The healing process is hampered by smoking, which deprives the extremities of vital oxygen. Ask your PCP about monitored smoking cessation programs before your knee surgery. Cutting back on your consumption will help your recovery even if you don’t completely stop.

Don’t Sit in a Low Bathtub.

There’s a chance you’ll trip or have trouble safely exiting the tub. As much as possible, take advantage of walk-in showers and shower chairs.

The Physical Therapy & Rehabilitation Journal reports that about 17% of total knee patients suffer avoidable falls in the post-operative period, and one-third of the incidents are related to slipping. Have someone assist you with getting dressed and bathing so that you can be safe in advance.

Don’t Run Or Jump.

Weight-bearing joints are subjected to undue strain during any activity involving arduous running, jumping, or twisting. So refrain from engaging in any similar activities such as jogging, basketball, skiing, and so forth until your Boynton Beach knee surgeon gives you the all-clear. Instead, consider exercising low-impactly by cycling, walking, or swimming.

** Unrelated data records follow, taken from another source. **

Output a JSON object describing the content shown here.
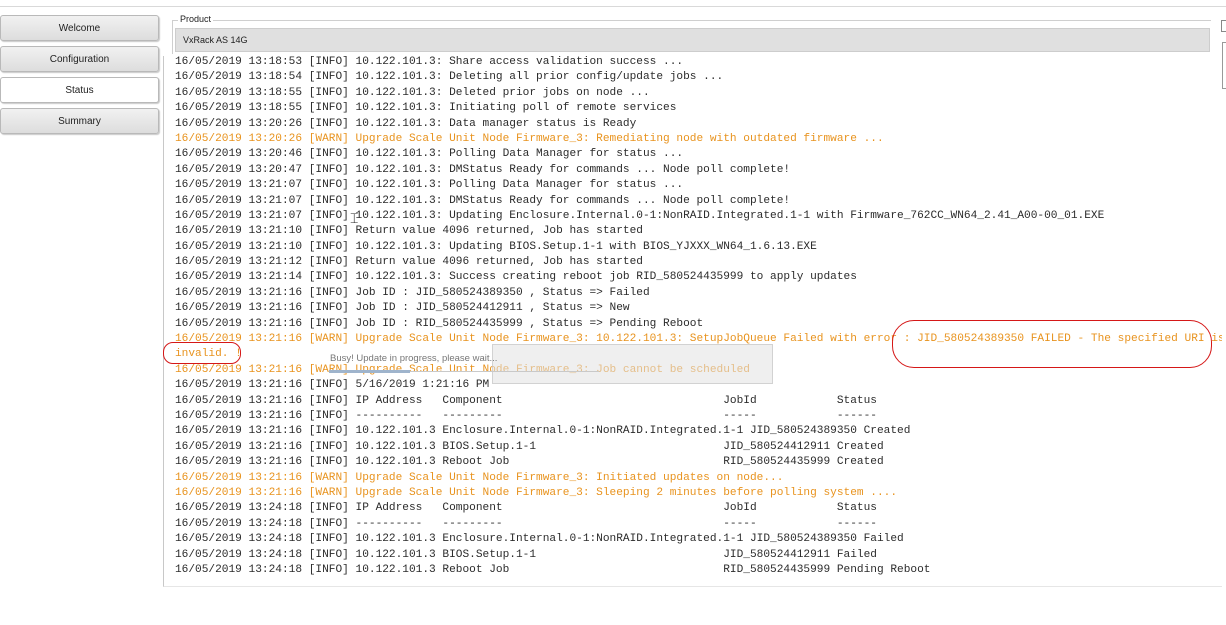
{
  "nav": {
    "welcome": "Welcome",
    "configuration": "Configuration",
    "status": "Status",
    "summary": "Summary"
  },
  "product": {
    "legend": "Product",
    "value": "VxRack AS 14G"
  },
  "busy": {
    "text": "Busy! Update in progress, please wait...",
    "progress_fraction": 0.3
  },
  "colors": {
    "warn": "#e8931e",
    "info": "#2b2b2b",
    "annotation": "#d51717"
  },
  "log_lines": [
    {
      "text": "16/05/2019 13:18:53 [INFO] 10.122.101.3: Share access validation success ...",
      "level": "info"
    },
    {
      "text": "16/05/2019 13:18:54 [INFO] 10.122.101.3: Deleting all prior config/update jobs ...",
      "level": "info"
    },
    {
      "text": "16/05/2019 13:18:55 [INFO] 10.122.101.3: Deleted prior jobs on node ...",
      "level": "info"
    },
    {
      "text": "16/05/2019 13:18:55 [INFO] 10.122.101.3: Initiating poll of remote services",
      "level": "info"
    },
    {
      "text": "16/05/2019 13:20:26 [INFO] 10.122.101.3: Data manager status is Ready",
      "level": "info"
    },
    {
      "text": "16/05/2019 13:20:26 [WARN] Upgrade Scale Unit Node Firmware_3: Remediating node with outdated firmware ...",
      "level": "warn"
    },
    {
      "text": "16/05/2019 13:20:46 [INFO] 10.122.101.3: Polling Data Manager for status ...",
      "level": "info"
    },
    {
      "text": "16/05/2019 13:20:47 [INFO] 10.122.101.3: DMStatus Ready for commands ... Node poll complete!",
      "level": "info"
    },
    {
      "text": "16/05/2019 13:21:07 [INFO] 10.122.101.3: Polling Data Manager for status ...",
      "level": "info"
    },
    {
      "text": "16/05/2019 13:21:07 [INFO] 10.122.101.3: DMStatus Ready for commands ... Node poll complete!",
      "level": "info"
    },
    {
      "text": "16/05/2019 13:21:07 [INFO] 10.122.101.3: Updating Enclosure.Internal.0-1:NonRAID.Integrated.1-1 with Firmware_762CC_WN64_2.41_A00-00_01.EXE",
      "level": "info"
    },
    {
      "text": "16/05/2019 13:21:10 [INFO] Return value 4096 returned, Job has started",
      "level": "info"
    },
    {
      "text": "16/05/2019 13:21:10 [INFO] 10.122.101.3: Updating BIOS.Setup.1-1 with BIOS_YJXXX_WN64_1.6.13.EXE",
      "level": "info"
    },
    {
      "text": "16/05/2019 13:21:12 [INFO] Return value 4096 returned, Job has started",
      "level": "info"
    },
    {
      "text": "16/05/2019 13:21:14 [INFO] 10.122.101.3: Success creating reboot job RID_580524435999 to apply updates",
      "level": "info"
    },
    {
      "text": "16/05/2019 13:21:16 [INFO] Job ID : JID_580524389350 , Status => Failed",
      "level": "info"
    },
    {
      "text": "16/05/2019 13:21:16 [INFO] Job ID : JID_580524412911 , Status => New",
      "level": "info"
    },
    {
      "text": "16/05/2019 13:21:16 [INFO] Job ID : RID_580524435999 , Status => Pending Reboot",
      "level": "info"
    },
    {
      "text": "16/05/2019 13:21:16 [WARN] Upgrade Scale Unit Node Firmware_3: 10.122.101.3: SetupJobQueue Failed with error : JID_580524389350 FAILED - The specified URI is",
      "level": "warn"
    },
    {
      "text": "invalid. !",
      "level": "warn"
    },
    {
      "text": "16/05/2019 13:21:16 [WARN] Upgrade Scale Unit Node Firmware_3: Job cannot be scheduled",
      "level": "warn"
    },
    {
      "text": "16/05/2019 13:21:16 [INFO] 5/16/2019 1:21:16 PM",
      "level": "info"
    },
    {
      "text": "16/05/2019 13:21:16 [INFO] IP Address   Component                                 JobId            Status",
      "level": "info"
    },
    {
      "text": "16/05/2019 13:21:16 [INFO] ----------   ---------                                 -----            ------",
      "level": "info"
    },
    {
      "text": "16/05/2019 13:21:16 [INFO] 10.122.101.3 Enclosure.Internal.0-1:NonRAID.Integrated.1-1 JID_580524389350 Created",
      "level": "info"
    },
    {
      "text": "16/05/2019 13:21:16 [INFO] 10.122.101.3 BIOS.Setup.1-1                            JID_580524412911 Created",
      "level": "info"
    },
    {
      "text": "16/05/2019 13:21:16 [INFO] 10.122.101.3 Reboot Job                                RID_580524435999 Created",
      "level": "info"
    },
    {
      "text": "16/05/2019 13:21:16 [WARN] Upgrade Scale Unit Node Firmware_3: Initiated updates on node...",
      "level": "warn"
    },
    {
      "text": "16/05/2019 13:21:16 [WARN] Upgrade Scale Unit Node Firmware_3: Sleeping 2 minutes before polling system ....",
      "level": "warn"
    },
    {
      "text": "16/05/2019 13:24:18 [INFO] IP Address   Component                                 JobId            Status",
      "level": "info"
    },
    {
      "text": "16/05/2019 13:24:18 [INFO] ----------   ---------                                 -----            ------",
      "level": "info"
    },
    {
      "text": "16/05/2019 13:24:18 [INFO] 10.122.101.3 Enclosure.Internal.0-1:NonRAID.Integrated.1-1 JID_580524389350 Failed",
      "level": "info"
    },
    {
      "text": "16/05/2019 13:24:18 [INFO] 10.122.101.3 BIOS.Setup.1-1                            JID_580524412911 Failed",
      "level": "info"
    },
    {
      "text": "16/05/2019 13:24:18 [INFO] 10.122.101.3 Reboot Job                                RID_580524435999 Pending Reboot",
      "level": "info"
    }
  ]
}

Don’t Kneel If You Experience Discomfort.

The majority of people simply aren’t at ease applying pressure to their new knees, despite research showing no negative effects on artificial knees when patients kneel after full recovery. While doing so is unlikely to harm or shorten the life of your prosthesis, you might feel unsteady on your knees or find it extremely difficult to maintain a kneeling position.

Don’t Jeopardize Your Recovery.

Naturally, you’ll want to resume normalcy as soon as possible. However, stop your activity, rest, elevate your leg, and ice your operated knee if it feels warm and painful or if it swells. You’ll get better results if you strive for slow, steady improvement in your recovery.